The U.S. Supreme Court had a chance to restore the Second Amendment rights of San Francisco residents this week, but it refused to do so by passing on a case that challenged the city’s mandate requiring one to store any handgun that is not being carried in a “locked container or disabled with a trigger lock.”
For unspecified reasons, SCOTUS did not want to hear the case of Jackson v. City of San Francisco, which was last reviewed by the U.S. 9th Circuit Court of Appeals in March. Like the district court who first ruled on the case, the 9th Circuit found that the mandatory gun lock was constitutional.
How those courts — the district court and the 9th Circuit — came to that conclusion is a vexing mystery to anyone who has read SCOTUS’s landmark ruling in the 2008 Heller case, which overturned D.C. ban on handguns and its requirement, similar to San Francisco’s, that firearms in the home must be “unloaded and dissembled or bound by a trigger lock or similar device.”

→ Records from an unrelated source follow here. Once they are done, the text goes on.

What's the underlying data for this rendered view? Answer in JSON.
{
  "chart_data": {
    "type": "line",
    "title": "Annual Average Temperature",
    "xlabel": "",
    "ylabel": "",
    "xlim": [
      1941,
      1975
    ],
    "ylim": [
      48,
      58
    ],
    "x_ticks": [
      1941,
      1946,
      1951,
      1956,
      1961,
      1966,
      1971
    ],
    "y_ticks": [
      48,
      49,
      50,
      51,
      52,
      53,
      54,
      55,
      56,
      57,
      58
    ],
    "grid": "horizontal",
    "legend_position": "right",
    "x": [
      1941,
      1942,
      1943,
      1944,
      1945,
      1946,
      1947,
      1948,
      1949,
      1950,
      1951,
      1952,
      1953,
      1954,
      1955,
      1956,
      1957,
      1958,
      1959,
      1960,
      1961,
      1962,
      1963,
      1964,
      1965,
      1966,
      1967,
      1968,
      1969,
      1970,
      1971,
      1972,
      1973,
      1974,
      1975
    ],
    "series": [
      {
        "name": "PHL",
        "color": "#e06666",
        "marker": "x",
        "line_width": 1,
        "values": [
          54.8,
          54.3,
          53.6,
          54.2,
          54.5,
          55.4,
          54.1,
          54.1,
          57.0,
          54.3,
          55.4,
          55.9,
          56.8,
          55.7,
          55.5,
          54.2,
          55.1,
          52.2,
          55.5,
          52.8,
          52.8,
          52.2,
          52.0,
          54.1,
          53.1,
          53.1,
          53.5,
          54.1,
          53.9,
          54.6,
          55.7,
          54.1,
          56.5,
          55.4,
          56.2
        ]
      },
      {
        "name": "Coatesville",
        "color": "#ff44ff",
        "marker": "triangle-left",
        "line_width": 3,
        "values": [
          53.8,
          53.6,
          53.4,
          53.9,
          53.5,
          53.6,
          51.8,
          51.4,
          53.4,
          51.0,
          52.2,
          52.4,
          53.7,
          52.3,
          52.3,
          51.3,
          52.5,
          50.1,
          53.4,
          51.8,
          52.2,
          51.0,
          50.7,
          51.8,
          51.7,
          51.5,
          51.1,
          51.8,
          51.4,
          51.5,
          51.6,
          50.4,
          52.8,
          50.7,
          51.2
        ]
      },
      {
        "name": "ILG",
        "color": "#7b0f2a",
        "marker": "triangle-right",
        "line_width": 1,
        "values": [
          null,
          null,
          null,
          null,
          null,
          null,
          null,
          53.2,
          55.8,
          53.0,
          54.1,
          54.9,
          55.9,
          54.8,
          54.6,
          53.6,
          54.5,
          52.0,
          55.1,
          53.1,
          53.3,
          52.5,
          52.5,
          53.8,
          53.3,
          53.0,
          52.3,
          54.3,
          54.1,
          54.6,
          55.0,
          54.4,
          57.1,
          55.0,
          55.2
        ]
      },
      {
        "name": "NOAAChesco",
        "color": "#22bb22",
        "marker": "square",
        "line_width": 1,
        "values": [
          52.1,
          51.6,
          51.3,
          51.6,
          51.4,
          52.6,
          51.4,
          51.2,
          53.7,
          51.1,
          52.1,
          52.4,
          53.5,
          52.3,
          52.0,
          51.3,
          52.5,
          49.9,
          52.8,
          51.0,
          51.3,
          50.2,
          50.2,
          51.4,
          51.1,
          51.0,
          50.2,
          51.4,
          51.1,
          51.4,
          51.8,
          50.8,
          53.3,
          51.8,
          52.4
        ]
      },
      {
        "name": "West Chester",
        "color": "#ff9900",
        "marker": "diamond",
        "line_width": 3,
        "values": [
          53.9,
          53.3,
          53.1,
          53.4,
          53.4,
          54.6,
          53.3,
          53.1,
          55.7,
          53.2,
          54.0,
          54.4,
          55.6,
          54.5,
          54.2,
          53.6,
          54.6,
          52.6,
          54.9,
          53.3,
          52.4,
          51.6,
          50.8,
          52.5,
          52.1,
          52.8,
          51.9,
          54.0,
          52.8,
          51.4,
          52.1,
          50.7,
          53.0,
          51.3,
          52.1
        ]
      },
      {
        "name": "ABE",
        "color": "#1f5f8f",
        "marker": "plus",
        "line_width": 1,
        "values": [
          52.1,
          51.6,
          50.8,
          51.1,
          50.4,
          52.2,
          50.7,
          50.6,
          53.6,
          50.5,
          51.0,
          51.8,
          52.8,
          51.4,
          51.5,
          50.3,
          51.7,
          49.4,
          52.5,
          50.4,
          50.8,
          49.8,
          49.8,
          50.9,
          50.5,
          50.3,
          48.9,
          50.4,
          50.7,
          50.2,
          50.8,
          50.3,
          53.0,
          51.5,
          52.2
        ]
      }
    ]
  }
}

In the Heller decision, which was delivered by justice Anton Scalia, the high court correctly stated that the Second Amendment protects the right of the people to keep a “lawful firearm in the home operable for the purpose of immediate self-defense.”
Obviously, that raises the question of how can a firearm be immediately available if it is disabled with a trigger lock or stored in a container as the city of San Francisco requires?
To put it bluntly, the 9th Circuit and the district court got it wrong — way wrong. And it opened up the door for SCOTUS to right this wrong. Unfortunately, the majority of the justices did not want to do their job and protect the fundamental rights of the people, so SCOTUS passed up Jackson v. City of San Francisco.
Knowing that the high court was skirting its duty, two justices expressed outrage over the decision not to hear the case: Scalia and justice Clarence Thomas.
“San Francisco’s law allows residents to use their handguns for the purpose of self-defense, but it prohibits them from keeping those handguns operable for the purpose of immediate self-defense when not carried on the person,” justice Clarence Thomas wrote in a six page dissent, which was joined by Scalia.
“In an emergency situation, the delay imposed by this law could prevent San Francisco residents from using their handguns for the lawful purpose of self-defense,” Thomas stated. “And that delay could easily be the difference between life and death.”
Thomas continued, “The law thus burdens their right to self-defense at the times they are most vulnerable – when they are sleeping, bathing, changing clothes, or otherwise indisposed. There is consequently no question that San Francisco’s law burdens the core of the Second Amendment right.”
Read that last line again, “There is consequently no question that San Francisco’s law burdens the core of the Second Amendment right.”
Indeed. Yet, the mandatory gun lock requirement remains the law of the land in SanFran. Violators face a $1,000 fine and up to six months in jail.
Since the 9th Circuit covers all of Hawaii, Alaska, California, Nevada, Arizona, Idaho, Montana, Oregon and Washington state, cities and municipalities in those states seeking to pass storage requirements or those who already have them on the books are now protected and embolden to continue to undermine Heller.
We can only hope that the ramifications of the Supreme Court’s inaction don’t snowball.